Once you’ve automated all that you can automate and your weeks are still full, it’s time to think about growing the team.
As such, there are two different types of ways to grow the team. The first is hiring someone to take over some of these existing recurring processes. This employee should have the ability to quickly get up-to-speed, and then take this recurring work to the next level.
The second way to grow the team is based on a wishlist function of your team. If you’ve defined a bigger picture vision (Phase 4) then there will be things that you wish your team could do if it were larger. One way to jumpstart that growth is to hire a practitioner to come on board and kickstart that new ability.
If you’re a FinOps Practitioner looking for your next opportunity, keep these two needs in mind as you’re interviewing. Does the hiring company want you to take over some existing work, or build out an entirely new function? Figuring this out will help you speak to your specific strengths in each area during the interview process.
A career in FinOps
I want to end this post with a few personal opinions on building a career in FinOps, both for individual practitioners as well as companies trying to build (and retain!) a successful FinOps team.
Be a part of Engineering. When I said this at FinOps X, I think it might have upset a few of the Finance-side FinOps Practitioners in the audience. But it’s sticking with this advice. When FinOps is a function of Engineering, you’re much better integrated into the business and it’s easier to get things done. An engineer talking to another engineer is intrinsically different than Finance talking to an engineer.
Also, the pay is better on the Engineering side, if that’s something that’s important to you.
If you’re reading this from the Finance side, consider exploring the Engineering side of the house for your next role. Start looking now at what skills you’d need to build up in order to make you a competitive candidate. It might not be as much as you think.
Make sure career progression is clear… and don’t re-invent the wheel. If you’re a company’s first FinOps hire, there might not be a clear career progression defined yet. You might be wondering if it’s best to borrow from the Finance career progression, or Engineering, or to borrow from different places to make up your own FinOps progression.
My advice is to just use Engineering. Don’t give it any more thought. If your company already has a defined engineering career progression, use that. Make sure it has two tracts: one for individual contributors (ICs) and one for management.

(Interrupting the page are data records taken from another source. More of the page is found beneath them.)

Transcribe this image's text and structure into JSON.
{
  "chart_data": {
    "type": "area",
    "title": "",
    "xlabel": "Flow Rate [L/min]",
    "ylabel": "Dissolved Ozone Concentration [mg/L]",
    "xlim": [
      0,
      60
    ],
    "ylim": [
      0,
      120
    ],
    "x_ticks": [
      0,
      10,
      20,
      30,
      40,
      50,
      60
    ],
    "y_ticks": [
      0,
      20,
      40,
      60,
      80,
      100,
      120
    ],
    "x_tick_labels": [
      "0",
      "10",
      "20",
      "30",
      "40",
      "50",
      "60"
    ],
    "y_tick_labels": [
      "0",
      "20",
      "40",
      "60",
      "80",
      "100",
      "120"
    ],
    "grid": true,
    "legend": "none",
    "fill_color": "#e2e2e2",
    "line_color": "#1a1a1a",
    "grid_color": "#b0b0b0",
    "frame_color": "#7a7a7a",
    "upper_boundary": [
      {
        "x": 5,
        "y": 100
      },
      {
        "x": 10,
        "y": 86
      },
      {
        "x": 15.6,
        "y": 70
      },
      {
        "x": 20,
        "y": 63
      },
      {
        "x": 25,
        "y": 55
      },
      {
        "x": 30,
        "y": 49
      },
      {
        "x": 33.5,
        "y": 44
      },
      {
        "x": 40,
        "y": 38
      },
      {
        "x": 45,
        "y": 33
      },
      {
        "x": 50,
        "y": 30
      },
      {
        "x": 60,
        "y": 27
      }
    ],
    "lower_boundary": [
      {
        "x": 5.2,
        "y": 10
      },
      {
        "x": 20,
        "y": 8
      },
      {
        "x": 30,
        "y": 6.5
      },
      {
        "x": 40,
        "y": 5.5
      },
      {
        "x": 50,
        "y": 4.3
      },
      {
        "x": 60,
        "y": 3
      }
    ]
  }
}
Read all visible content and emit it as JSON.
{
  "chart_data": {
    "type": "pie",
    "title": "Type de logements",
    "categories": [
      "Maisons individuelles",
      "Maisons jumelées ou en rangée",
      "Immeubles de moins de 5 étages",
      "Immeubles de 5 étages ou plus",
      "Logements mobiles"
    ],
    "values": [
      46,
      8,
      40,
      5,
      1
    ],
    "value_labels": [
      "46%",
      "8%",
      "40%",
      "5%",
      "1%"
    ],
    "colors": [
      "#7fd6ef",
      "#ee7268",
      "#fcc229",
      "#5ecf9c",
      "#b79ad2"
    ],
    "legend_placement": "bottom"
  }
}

Rent the Runway has made their engineering ladder public, and it can serve as a solid foundation if your company doesn’t have a good internal document for you to use.
Always be learning and growing. As a hiring manager, you always want to make sure people on your team are learning and growing. This is fairly easy in the FinOps space, since the industry is still so new, and fresh ideas are coming out every day. But it’s still important to be explicit in this growth mindset.
Help the wider community. There’s a wider FinOps world to be a part of. Join the FinOps Foundation and get active in the Slack. Attend a Meetup. Start writing and publishing everything you’ve learned in the space. Even if you’re new, there’s always someone that’s newer than you.
Also, as soon as you put the words “FinOps” in your LinkedIn profile, you’ll start getting a ton of messages from recruiters. Every time you get a message, ask for the role description and salary band. If the salary band is low, let the recruiter know. They may still be able to find someone to hire in their desired range, but that sort of salary feedback will help the wider community make more money.